Friday, September 20, 2013

So Countrywide lives again in PennyMac

Well for those of you who are unaware of who Penny Mac is , these are the good old boys of Countrywide, you know the fraudsters who were up to their necks in the mortgage nightmare.
As an investor I would run not walk to the nearest exit.





 PennyMac CEO Stanford Kurland, who spent most of career at Countrywide, is recreating his old firm.

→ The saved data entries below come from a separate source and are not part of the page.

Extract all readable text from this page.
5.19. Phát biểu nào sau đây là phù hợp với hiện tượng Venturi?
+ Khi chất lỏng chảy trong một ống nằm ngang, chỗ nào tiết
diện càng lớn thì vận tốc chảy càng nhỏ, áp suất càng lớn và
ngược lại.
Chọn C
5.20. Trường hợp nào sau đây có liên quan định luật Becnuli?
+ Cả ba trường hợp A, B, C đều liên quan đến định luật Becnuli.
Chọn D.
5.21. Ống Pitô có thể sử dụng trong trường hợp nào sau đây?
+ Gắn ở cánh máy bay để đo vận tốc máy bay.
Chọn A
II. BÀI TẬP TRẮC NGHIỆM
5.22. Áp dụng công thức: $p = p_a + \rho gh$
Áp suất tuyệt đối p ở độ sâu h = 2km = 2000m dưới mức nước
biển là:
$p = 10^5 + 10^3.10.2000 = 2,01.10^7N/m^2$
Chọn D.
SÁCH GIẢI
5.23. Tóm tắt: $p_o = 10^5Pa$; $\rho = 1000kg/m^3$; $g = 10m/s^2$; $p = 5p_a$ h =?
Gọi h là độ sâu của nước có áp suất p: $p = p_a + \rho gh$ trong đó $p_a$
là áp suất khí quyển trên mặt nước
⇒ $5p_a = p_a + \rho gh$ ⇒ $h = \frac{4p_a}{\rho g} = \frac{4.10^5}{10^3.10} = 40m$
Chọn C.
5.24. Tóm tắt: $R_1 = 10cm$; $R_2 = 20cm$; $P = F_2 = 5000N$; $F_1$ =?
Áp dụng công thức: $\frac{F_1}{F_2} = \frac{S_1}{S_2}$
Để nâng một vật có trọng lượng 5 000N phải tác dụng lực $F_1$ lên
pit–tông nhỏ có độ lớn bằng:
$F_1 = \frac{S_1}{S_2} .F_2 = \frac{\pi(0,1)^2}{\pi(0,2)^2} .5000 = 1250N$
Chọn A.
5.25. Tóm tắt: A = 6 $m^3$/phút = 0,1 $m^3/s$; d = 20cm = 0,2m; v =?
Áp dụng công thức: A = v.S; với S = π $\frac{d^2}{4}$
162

How nice, bankrupting the country the first time around wasn't enough.  So it's perhaps no surprise that one of the first firms to rush into this profit-filled fun house is headed by the former executives of the most notorious subprime lender of the era that led to the financial crisis. PennyMac (PMT), a finance company run almost entirely by alumni of Countrywide Financial.
 To head the office, PennyMac has tapped Stephen Brandt, who, according to a Congressional report released in July, ran Countrywide's "Friends of Angelo" program. The report found that Brandt's former unit handed out hundreds of sweetheart loans to members of Congress, their staffs and other government employees. One of the main thrusts of the division, according to the report, which was nicknamed after Countrywide's former CEO, Angelo Mozilo, was to soften anti-predatory lending laws.( How nice )
 "There's free money on the table and you don't have to work that hard to get it, especially if you are the former executives of Countrywide," In the past year, though, PennyMac has morphed into something that more resembles Countrywide. PennyMac's stated business plan was to buy up delinquent mortgage loans on the cheap, offer modifications and make some money in the process.( In other words NON PERFORMING LOANS- FORECLOSURES, that these monsters originally created! )

Look up PennyMac created by employees of country wide, you will be shocked.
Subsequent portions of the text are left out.